Atrapados en el limbo turco

Miles de refugiados yazidíes y kurdos malviven sin educación y sanidad ni recursos para poder viajar a Europa

El País, NATALIA SANCHA, 25-09-2015

“Somos realistas. Ni Alemania va a traernos un billete para Europa, ni podemos regresar a nuestro hogar. No podemos elegir”, señala Bakisa Barakat, de 60 años. De semblante apacible y ojos tristes, viste de blanco, el color de luto para los yazidíes. El blanco asoma en cada tienda de esta silenciosa comunidad, recuerdo de las más de 5.000 víctimas a manos del grupo Estado Islámico (EI), en la violenta ofensiva de agosto de 2014 en el norte de Irak.
/ N. SANCHA
Katina Mohamed y su vecina Yida, dos refugiadas yazidíes, en su casa de Diyarbakir, al sur de Turquía, el 12 de septiembre.
Las familias Barakat y Mohamed cumplen este mes un año de exilio en Turquía, tierra de acogida para casi dos millones de refugiados.

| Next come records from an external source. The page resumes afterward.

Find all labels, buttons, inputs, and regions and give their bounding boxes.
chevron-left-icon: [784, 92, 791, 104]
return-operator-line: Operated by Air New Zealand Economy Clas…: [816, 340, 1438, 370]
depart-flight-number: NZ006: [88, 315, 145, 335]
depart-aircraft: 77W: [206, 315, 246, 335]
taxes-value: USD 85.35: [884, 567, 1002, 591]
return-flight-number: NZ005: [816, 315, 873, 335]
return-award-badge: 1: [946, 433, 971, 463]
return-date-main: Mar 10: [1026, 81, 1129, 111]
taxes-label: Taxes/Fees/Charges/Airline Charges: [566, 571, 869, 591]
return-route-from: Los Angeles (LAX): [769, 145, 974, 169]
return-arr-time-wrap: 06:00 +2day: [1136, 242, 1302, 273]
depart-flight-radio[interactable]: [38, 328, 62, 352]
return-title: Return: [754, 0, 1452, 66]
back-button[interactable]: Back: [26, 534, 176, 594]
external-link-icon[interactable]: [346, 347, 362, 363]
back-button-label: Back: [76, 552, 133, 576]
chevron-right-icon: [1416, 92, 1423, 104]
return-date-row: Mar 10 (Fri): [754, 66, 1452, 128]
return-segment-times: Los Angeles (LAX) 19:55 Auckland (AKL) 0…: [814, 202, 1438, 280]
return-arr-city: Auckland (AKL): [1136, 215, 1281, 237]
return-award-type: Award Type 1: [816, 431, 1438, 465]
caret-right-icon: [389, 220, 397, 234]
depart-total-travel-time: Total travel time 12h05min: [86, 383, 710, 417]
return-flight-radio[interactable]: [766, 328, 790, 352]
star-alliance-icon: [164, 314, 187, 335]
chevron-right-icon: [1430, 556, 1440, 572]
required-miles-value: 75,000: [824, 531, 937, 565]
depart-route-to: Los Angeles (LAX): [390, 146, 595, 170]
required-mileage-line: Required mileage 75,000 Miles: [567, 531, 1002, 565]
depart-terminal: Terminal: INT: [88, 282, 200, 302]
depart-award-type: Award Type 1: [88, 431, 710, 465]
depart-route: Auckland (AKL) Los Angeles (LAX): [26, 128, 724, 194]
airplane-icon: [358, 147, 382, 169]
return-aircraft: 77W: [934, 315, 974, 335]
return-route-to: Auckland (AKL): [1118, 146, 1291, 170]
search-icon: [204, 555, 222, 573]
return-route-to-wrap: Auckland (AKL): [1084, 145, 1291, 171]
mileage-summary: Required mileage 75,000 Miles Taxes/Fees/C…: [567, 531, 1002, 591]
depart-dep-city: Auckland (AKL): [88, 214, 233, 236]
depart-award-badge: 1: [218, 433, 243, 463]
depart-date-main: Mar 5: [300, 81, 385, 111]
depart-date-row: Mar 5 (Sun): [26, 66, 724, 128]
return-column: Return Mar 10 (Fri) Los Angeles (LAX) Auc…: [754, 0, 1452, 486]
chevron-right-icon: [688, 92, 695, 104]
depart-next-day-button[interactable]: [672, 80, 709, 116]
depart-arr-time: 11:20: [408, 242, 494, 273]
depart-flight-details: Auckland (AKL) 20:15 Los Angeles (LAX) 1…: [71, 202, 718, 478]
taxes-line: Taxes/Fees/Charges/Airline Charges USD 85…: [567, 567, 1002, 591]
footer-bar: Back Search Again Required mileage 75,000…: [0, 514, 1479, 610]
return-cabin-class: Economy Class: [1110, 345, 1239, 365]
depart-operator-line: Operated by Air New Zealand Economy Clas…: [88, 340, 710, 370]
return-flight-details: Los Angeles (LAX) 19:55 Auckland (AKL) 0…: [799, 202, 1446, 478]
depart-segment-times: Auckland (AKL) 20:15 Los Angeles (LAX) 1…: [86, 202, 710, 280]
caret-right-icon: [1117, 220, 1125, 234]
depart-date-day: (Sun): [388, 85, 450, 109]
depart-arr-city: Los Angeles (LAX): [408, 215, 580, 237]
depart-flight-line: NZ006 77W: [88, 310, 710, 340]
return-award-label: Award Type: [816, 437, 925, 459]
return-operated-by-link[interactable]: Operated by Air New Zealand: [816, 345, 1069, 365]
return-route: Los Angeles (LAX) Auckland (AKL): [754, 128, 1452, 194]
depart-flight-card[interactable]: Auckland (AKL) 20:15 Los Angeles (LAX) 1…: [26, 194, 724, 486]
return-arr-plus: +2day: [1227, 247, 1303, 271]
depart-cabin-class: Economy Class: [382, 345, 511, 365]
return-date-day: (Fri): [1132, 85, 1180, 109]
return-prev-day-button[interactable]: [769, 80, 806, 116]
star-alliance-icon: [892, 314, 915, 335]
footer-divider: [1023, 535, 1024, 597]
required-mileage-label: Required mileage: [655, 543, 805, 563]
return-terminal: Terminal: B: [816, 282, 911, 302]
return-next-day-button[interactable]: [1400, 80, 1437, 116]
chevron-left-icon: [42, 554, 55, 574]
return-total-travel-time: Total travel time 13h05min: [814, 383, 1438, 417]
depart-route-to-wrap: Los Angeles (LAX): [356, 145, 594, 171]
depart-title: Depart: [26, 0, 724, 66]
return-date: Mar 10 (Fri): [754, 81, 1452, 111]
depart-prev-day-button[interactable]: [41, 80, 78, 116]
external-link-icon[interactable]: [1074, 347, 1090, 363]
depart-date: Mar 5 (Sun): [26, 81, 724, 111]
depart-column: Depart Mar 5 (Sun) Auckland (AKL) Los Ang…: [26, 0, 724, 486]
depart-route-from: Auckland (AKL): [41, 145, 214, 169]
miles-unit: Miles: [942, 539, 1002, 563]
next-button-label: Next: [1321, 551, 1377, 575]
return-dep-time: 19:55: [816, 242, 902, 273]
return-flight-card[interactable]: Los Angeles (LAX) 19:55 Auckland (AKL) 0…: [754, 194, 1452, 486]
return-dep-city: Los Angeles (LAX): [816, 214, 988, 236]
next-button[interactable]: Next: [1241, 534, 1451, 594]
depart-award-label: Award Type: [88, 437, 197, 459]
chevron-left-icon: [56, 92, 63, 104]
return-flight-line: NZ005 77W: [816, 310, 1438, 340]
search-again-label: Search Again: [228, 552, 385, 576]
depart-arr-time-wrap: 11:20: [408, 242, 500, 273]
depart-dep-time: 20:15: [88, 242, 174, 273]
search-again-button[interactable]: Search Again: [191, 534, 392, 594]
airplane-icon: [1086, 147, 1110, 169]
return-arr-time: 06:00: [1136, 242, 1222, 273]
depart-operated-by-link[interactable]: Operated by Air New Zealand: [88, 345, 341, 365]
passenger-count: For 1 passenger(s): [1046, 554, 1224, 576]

Los primeros son iraquíes yazidíes del monte Sinjar, una confesión que mezcla zoroastrismo, cristianismo e islam, y a quienes los yihadistas consideran paganos y, por tanto, objetivo de su violencia. Los segundos son kurdos de Kobane, pequeña localidad en el norte de Siria, arrebata al EI a principios de año por milicias con apoyo de EE UU.
Ambas familias viven en la localidad de Diyarbakir, a unos 120 kilómetros al norte de la frontera siria. Sin recursos, no tienen ni adonde ir ni hogar al que volver. De sus casas solo queda un montículo de piedras y marcos de puertas resquebrajadas.
En un campamento a 20 kilómetros de Diyarbakir, 3.000 yazidíes que huyeron del EI viven su particular limbo. “Han sufrido mucho, por lo que temen a todo y no se mezclan fácilmente con otras comunidades”, comenta Pinor Kaya, de la ONG turca STL.
Con la mirada perdida, Bahar Barakat, de 28 años, nuera de Bakisa, relata cómo tuvieron que huir con lo puesto cuando el ataque les sorprendió de madrugada. “Despertamos ante los gritos de vecinos que estaban siendo degollados. Salimos descalzos, en plena oscuridad”.
Seis días de pesadilla
A esta familia no le queda energía para narrar la pesadilla de seis días que vivieron en el monte Sinjar. Bahar no ha vuelto a ver a su hermana, secuestrada por el EI. “Sentada en esta tienda hora tras hora, día tras día, el tiempo se convierte en un lastre para la mente”, afirma Bakisa.
Hace un año también que Katine, de 53 años, y Jamel Mohamed, de 55, huían de Kobane. El EI provocó una estampida de hasta 350.000 almas que se agolparon durante varios días ante las verjas de la frontera turca. “Nos dijeron que aquí los vecinos nos acogerían bien y además podemos hablar kurdo”, afirma Jamel. Muchos de los que han logrado regresar a Kobane son testigos ahora de una ciudad arrasada, sin infraestructuras o comida.
Acogidos por el Gobierno turco, no pueden sin embargo disfrutar de escolaridad o servicios médicos. Reunir los 28.000 euros que necesitan de media muchas familias para un pasaje ilegal a Europa es un lujo fuera de su alcance. Centrados en la supervivencia diaria, los refugiados recurren a pequeños trabajos como la recogida de plásticos entre basuras por entre tres y seis euros diarios. Los más jóvenes hacen lo propio en las obras como peones.
Pero numerosos hombres han quedado invalidados para el trabajo de canteras. “Los traumas de la guerra han acabado por mutar en enfermedades crónicas, inhabilitándoles para el trabajo”, comenta un trabajador social de STL.

“Estamos muy agradecidos, pero ahora vivimos con ropas usadas de vecinos, y de los restos que nos dan. Es muy duro verse así. Yo construí un hogar”, dice Faruk Qanawaki, a quien dos años atrás le amputaron la pierna izquierda por problemas de diabetes. “En un solo día, perdí 60 años de mi vida. Solo quiero volver a mi tierra y morir allí”, dice el septuagenario, enjugándose las lágrimas.